Background
Grafly was born in 1862 in Philadelphia, Pennsylvania of German, Dutch and Quaker heritage and developed an interest in art at an early age.
Grafly was born in 1862 in Philadelphia, Pennsylvania of German, Dutch and Quaker heritage and developed an interest in art at an early age.
Charles Allan Grafly was a pupil of the schools of the Pennsylvania Academy of the Fine Arts, Philadelphia, and of Henri M. Chapu and Jean Dampt, and the Ecole des Beaux Arts, Paris. He received an Honorable Mention in the Paris Salon of 1891 for his "Mauvais Presage, " now at the Detroit Museum of Fine Arts, a gold medal at the Paris Exposition, in 1900, and medals at Chicago, 1893, Atlanta, 1895, and Philadelphia (the gold Medal of Honor, Pennsylvania Academy of the Fine Arts), 1899.
In 1892 Charles Allan Grafly became Instructor in Sculpture at the Pennsylvania Academy of the Fine Arts, also filling the same chair at the Drexel University, Philadelphia. He was a founding member of the National Sculpture Society and was elected a full member of the National Academy of Design in 1905.

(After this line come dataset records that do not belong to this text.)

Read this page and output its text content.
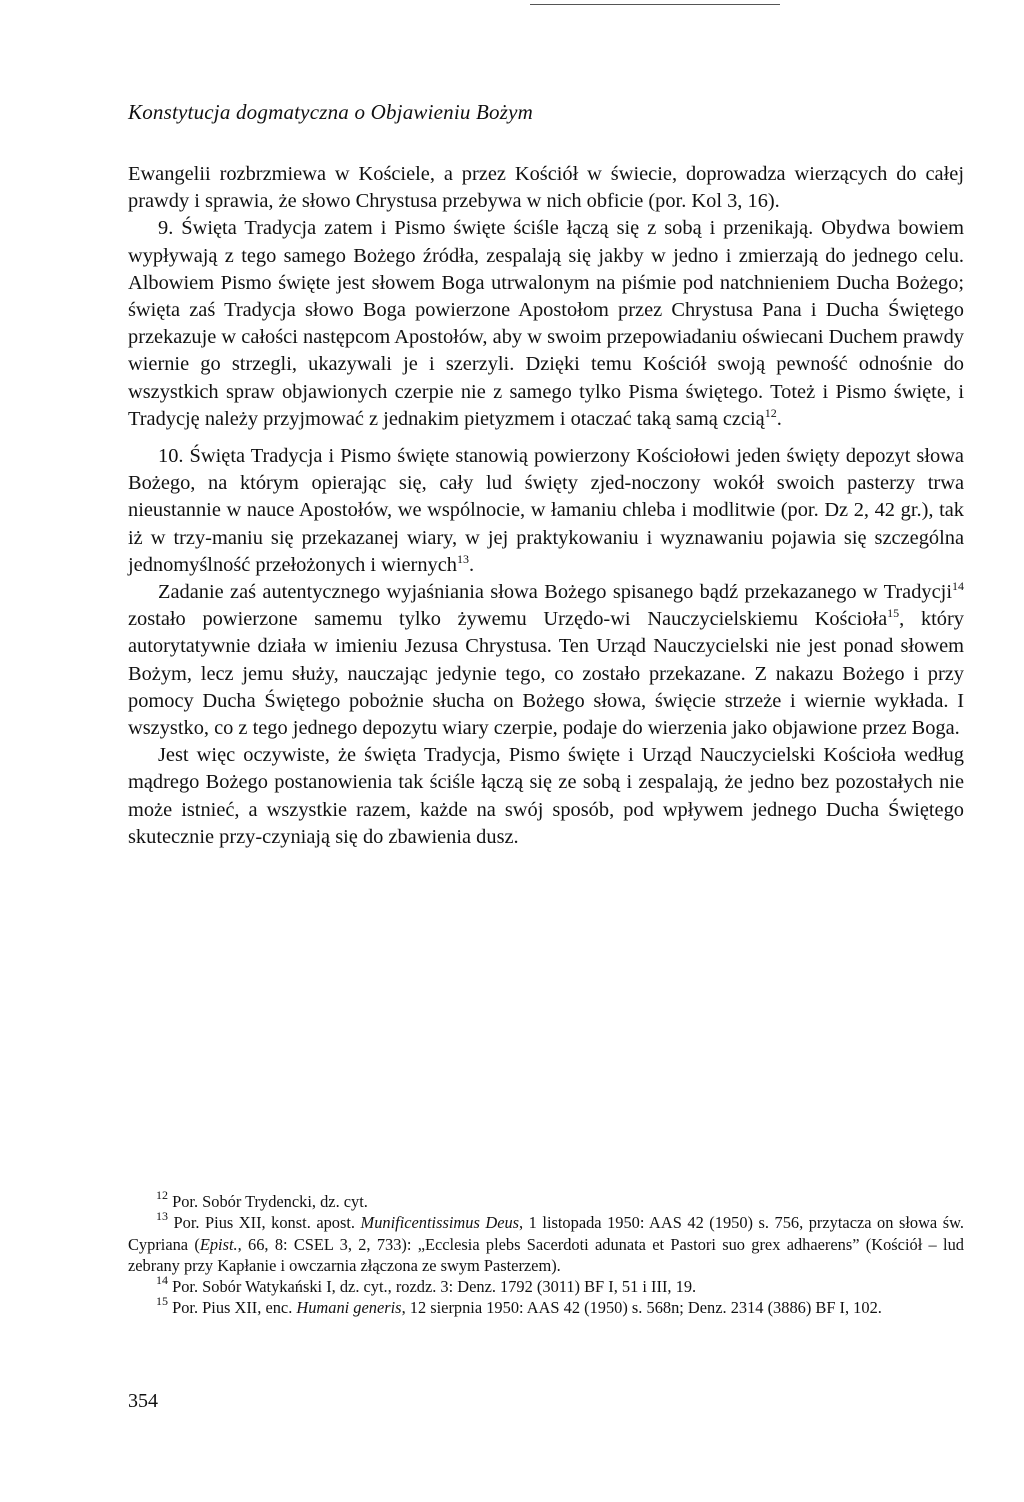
Konstytucja dogmatyczna o Objawieniu Bożym

Ewangelii rozbrzmiewa w Kościele, a przez Kościół w świecie, doprowadza wierzących do całej prawdy i sprawia, że słowo Chrystusa przebywa w nich obficie (por. Kol 3, 16).

9. Święta Tradycja zatem i Pismo święte ściśle łączą się z sobą i przenikają. Obydwa bowiem wypływają z tego samego Bożego źródła, zespalają się jakby w jedno i zmierzają do jednego celu. Albowiem Pismo święte jest słowem Boga utrwalonym na piśmie pod natchnieniem Ducha Bożego; święta zaś Tradycja słowo Boga powierzone Apostołom przez Chrystusa Pana i Ducha Świętego przekazuje w całości następcom Apostołów, aby w swoim przepowiadaniu oświecani Duchem prawdy wiernie go strzegli, ukazywali je i szerzyli. Dzięki temu Kościół swoją pewność odnośnie do wszystkich spraw objawionych czerpie nie z samego tylko Pisma świętego. Toteż i Pismo święte, i Tradycję należy przyjmować z jednakim pietyzmem i otaczać taką samą czcią$^{12}$.

10. Święta Tradycja i Pismo święte stanowią powierzony Kościołowi jeden święty depozyt słowa Bożego, na którym opierając się, cały lud święty zjed-noczony wokół swoich pasterzy trwa nieustannie w nauce Apostołów, we wspólnocie, w łamaniu chleba i modlitwie (por. Dz 2, 42 gr.), tak iż w trzy-maniu się przekazanej wiary, w jej praktykowaniu i wyznawaniu pojawia się szczególna jednomyślność przełożonych i wiernych$^{13}$.

Zadanie zaś autentycznego wyjaśniania słowa Bożego spisanego bądź przekazanego w Tradycji$^{14}$ zostało powierzone samemu tylko żywemu Urzędo-wi Nauczycielskiemu Kościoła$^{15}$, który autorytatywnie działa w imieniu Jezusa Chrystusa. Ten Urząd Nauczycielski nie jest ponad słowem Bożym, lecz jemu służy, nauczając jedynie tego, co zostało przekazane. Z nakazu Bożego i przy pomocy Ducha Świętego pobożnie słucha on Bożego słowa, święcie strzeże i wiernie wykłada. I wszystko, co z tego jednego depozytu wiary czerpie, podaje do wierzenia jako objawione przez Boga.

Jest więc oczywiste, że święta Tradycja, Pismo święte i Urząd Nauczycielski Kościoła według mądrego Bożego postanowienia tak ściśle łączą się ze sobą i zespalają, że jedno bez pozostałych nie może istnieć, a wszystkie razem, każde na swój sposób, pod wpływem jednego Ducha Świętego skutecznie przy-czyniają się do zbawienia dusz.

$^{12}$ Por. Sobór Trydencki, dz. cyt.

$^{13}$ Por. Pius XII, konst. apost. Munificentissimus Deus, 1 listopada 1950: AAS 42 (1950) s. 756, przytacza on słowa św. Cypriana (Epist., 66, 8: CSEL 3, 2, 733): „Ecclesia plebs Sacerdoti adunata et Pastori suo grex adhaerens” (Kościół – lud zebrany przy Kapłanie i owczarnia złączona ze swym Pasterzem).

$^{14}$ Por. Sobór Watykański I, dz. cyt., rozdz. 3: Denz. 1792 (3011) BF I, 51 i III, 19.

$^{15}$ Por. Pius XII, enc. Humani generis, 12 sierpnia 1950: AAS 42 (1950) s. 568n; Denz. 2314 (3886) BF I, 102.

354
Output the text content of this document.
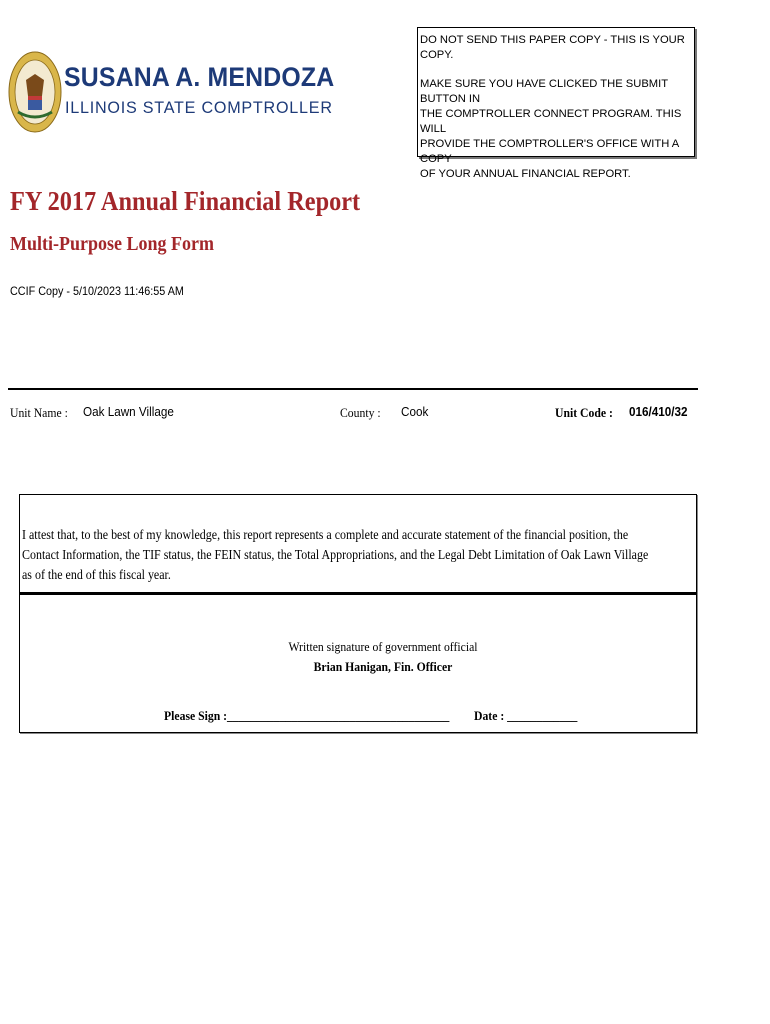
SUSANA A. MENDOZA
ILLINOIS STATE COMPTROLLER

DO NOT SEND THIS PAPER COPY - THIS IS YOUR COPY.

MAKE SURE YOU HAVE CLICKED THE SUBMIT BUTTON IN
THE COMPTROLLER CONNECT PROGRAM. THIS WILL
PROVIDE THE COMPTROLLER'S OFFICE WITH A COPY
OF YOUR ANNUAL FINANCIAL REPORT.

FY 2017 Annual Financial Report
Multi-Purpose Long Form
CCIF Copy - 5/10/2023 11:46:55 AM
Unit Name : Oak Lawn Village	County : Cook	Unit Code : 016/410/32
I attest that, to the best of my knowledge, this report represents a complete and accurate statement of the financial position, the Contact Information, the TIF status, the FEIN status, the Total Appropriations, and the Legal Debt Limitation of Oak Lawn Village as of the end of this fiscal year.
Written signature of government official
Brian Hanigan, Fin. Officer
Please Sign :______________________________________ Date : ____________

The Pennsylvania Academy of Fine Arts has about twenty of Grafly's bronzes in its collection, while the museum at Wichita State University in Wichita, Kansas possesses over two hundred of his works, mostly plaster casts, from the late Charles and Dorothy Grafly Drummond (the artist's daughter). Among Grafly's many students were sculptors George Demetrios, Paul Manship, Louis Milione, Eugene Castello, Charles Harley, Nancy Coonsman, Meta Vaux Warrick Fuller, Dudley Pratt, Walker Hancock, Albin Polasek, Katherine Lane Weems, and Albert Laessle.